The mariner’s betrayal of the natural order destroys the bond between man and nature, these two being intimately linked as in the legend of King Arthur and the knights of the Round Table. The mariner’s story is told to a guest just about to go into a wedding. He is transfixed by the power of the mariner’s obsession, and forced to listen to the retelling which the mariner, ever since the incident, finds himself obliged to carry out. The poem ends with the other well-known lines describing the ultimate effect of the tale upon its unwilling listener
 
‘He went like one that hath been stunned,
And is of sense forlorn:
A sadder and a wiser man
He rose the morrow morn.’


 Finally, I’d like to choose an example of the monumental which has nothing in common with any of the previous, because there are no linguistic pyrotechnics and there is no earth-shattering theme.
 Whose woods these are I think I know.
His house is in the village, though;
He will not see me stopping here
To watch his woods fill up with snow.
 

My little horse must think it’s queer
To stop without a farmhouse near
Between the woods and frozen lake
The darkest evening of the year.
 


He gives his harness bells a shake
To ask if there is some mistake.
The only other sound’s the sweep
Of easy wind and downy flake.
 

The woods are lovely, dark, and deep,
But I have promises to keep,
And miles to go before I sleep,
And miles to go before I sleep.


I do admit to feeling a bit embarrassed about quoting Robert Frost to all you Americans. On the other hand, its accessibility is the point I’m making. You can hardly get simpler than this, and it seems to me that this very simplicity is what produces the extraordinary force of the last line, which comes, as it were, out of nowhere. There are no women in the above – I hope someone is going to sort that out by producing their version of this with an all-woman short-list, and in the process introduce me to wonderful writers I likely don’t know.  I’m going to end this section by saying that I was tempted to quote something from a young woman blogger which moved me very much – indeed, that’s happened at least once with each of you writers who I’m in contact with. One reason not to get into that area is that maybe one needs to go back to something some years after the first reading, to see if the power of the initial effect is still there. If it is, I guess you can begin to think it might have that quality of the extra- extra- special. I think this has got so long that I’m going to split it: make this into part 1 and do the discussing in part 2 – so I can publish this right now.  Hang on, I’ll get there as soon as I can!               

Responses

That was last night; this is this morning. The whole theme is still buzzing round in my head and heart (can you say that?) - maybe my selection says more about me than about its contents? Where is the category of knock-down, drag out emotional writing? What are the core differences between the different pieces quoted?…. this whole thing, far from being on the way to wrapped up, seems to be expanding in all directions like an amoeba on speed.
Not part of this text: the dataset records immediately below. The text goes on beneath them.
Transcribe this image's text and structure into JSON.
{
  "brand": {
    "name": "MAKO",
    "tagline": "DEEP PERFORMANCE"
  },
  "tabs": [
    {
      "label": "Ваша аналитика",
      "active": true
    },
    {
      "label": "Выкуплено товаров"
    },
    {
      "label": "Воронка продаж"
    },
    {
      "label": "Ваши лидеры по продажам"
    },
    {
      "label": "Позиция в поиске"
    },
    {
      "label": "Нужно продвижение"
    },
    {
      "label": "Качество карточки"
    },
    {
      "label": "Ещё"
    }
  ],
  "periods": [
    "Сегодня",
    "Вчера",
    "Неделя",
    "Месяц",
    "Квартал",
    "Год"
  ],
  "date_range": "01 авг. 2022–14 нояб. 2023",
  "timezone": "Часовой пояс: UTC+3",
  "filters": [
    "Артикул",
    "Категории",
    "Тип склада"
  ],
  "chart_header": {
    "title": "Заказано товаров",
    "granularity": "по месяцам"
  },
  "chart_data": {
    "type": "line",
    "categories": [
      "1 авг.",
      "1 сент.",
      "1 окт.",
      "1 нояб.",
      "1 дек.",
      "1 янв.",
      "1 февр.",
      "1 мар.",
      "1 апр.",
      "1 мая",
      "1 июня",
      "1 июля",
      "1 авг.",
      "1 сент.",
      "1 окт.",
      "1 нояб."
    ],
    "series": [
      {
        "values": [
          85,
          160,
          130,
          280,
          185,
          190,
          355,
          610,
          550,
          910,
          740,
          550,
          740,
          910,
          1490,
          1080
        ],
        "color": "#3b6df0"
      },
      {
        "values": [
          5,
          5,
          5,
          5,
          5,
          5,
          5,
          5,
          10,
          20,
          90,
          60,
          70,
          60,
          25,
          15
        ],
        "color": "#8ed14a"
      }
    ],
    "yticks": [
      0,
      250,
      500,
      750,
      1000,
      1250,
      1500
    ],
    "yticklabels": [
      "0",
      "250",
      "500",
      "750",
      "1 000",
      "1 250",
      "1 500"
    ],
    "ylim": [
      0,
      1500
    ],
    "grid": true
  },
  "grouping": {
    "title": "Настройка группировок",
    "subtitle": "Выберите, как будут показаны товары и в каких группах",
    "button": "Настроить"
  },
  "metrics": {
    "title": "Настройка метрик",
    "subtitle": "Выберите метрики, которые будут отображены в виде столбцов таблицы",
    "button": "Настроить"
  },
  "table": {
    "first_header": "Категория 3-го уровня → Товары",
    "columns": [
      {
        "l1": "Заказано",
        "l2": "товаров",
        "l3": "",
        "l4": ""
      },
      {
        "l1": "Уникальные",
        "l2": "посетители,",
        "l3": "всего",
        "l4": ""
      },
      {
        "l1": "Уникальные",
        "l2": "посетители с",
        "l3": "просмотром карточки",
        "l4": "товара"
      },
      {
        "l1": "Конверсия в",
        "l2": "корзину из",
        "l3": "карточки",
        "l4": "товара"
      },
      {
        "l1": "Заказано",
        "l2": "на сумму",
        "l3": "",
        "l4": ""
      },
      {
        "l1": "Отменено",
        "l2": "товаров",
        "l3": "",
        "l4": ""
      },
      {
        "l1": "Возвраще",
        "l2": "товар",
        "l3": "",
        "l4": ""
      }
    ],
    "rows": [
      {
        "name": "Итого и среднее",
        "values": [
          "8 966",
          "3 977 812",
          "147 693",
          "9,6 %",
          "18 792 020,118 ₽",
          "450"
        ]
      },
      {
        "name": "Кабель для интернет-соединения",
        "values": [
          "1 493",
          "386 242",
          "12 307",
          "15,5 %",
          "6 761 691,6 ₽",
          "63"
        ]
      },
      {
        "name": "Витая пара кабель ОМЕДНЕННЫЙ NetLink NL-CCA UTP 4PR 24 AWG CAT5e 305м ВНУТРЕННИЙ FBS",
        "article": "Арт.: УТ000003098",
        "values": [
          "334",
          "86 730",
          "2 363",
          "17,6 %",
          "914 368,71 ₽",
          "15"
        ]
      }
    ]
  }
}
It’s a wonderful topic to delve into. This word “accessibility” is key. Like the way you talked about universality (is that a word? in the piece about great art.

I’m not surprised there are no women in the list. I know I’ve purposely read mostly women because I felt a certain need to be transformed by someone who I could visualize as being myself. Maybe same with you?

yb,
thanks for dropping by, and for LEAVING A SIGN!
Yes, it’s a big question all right. I may have something up my sleeve here, let’s see.
I don’t much like the idea that you may be right about the all-male short-list - but maybe you are.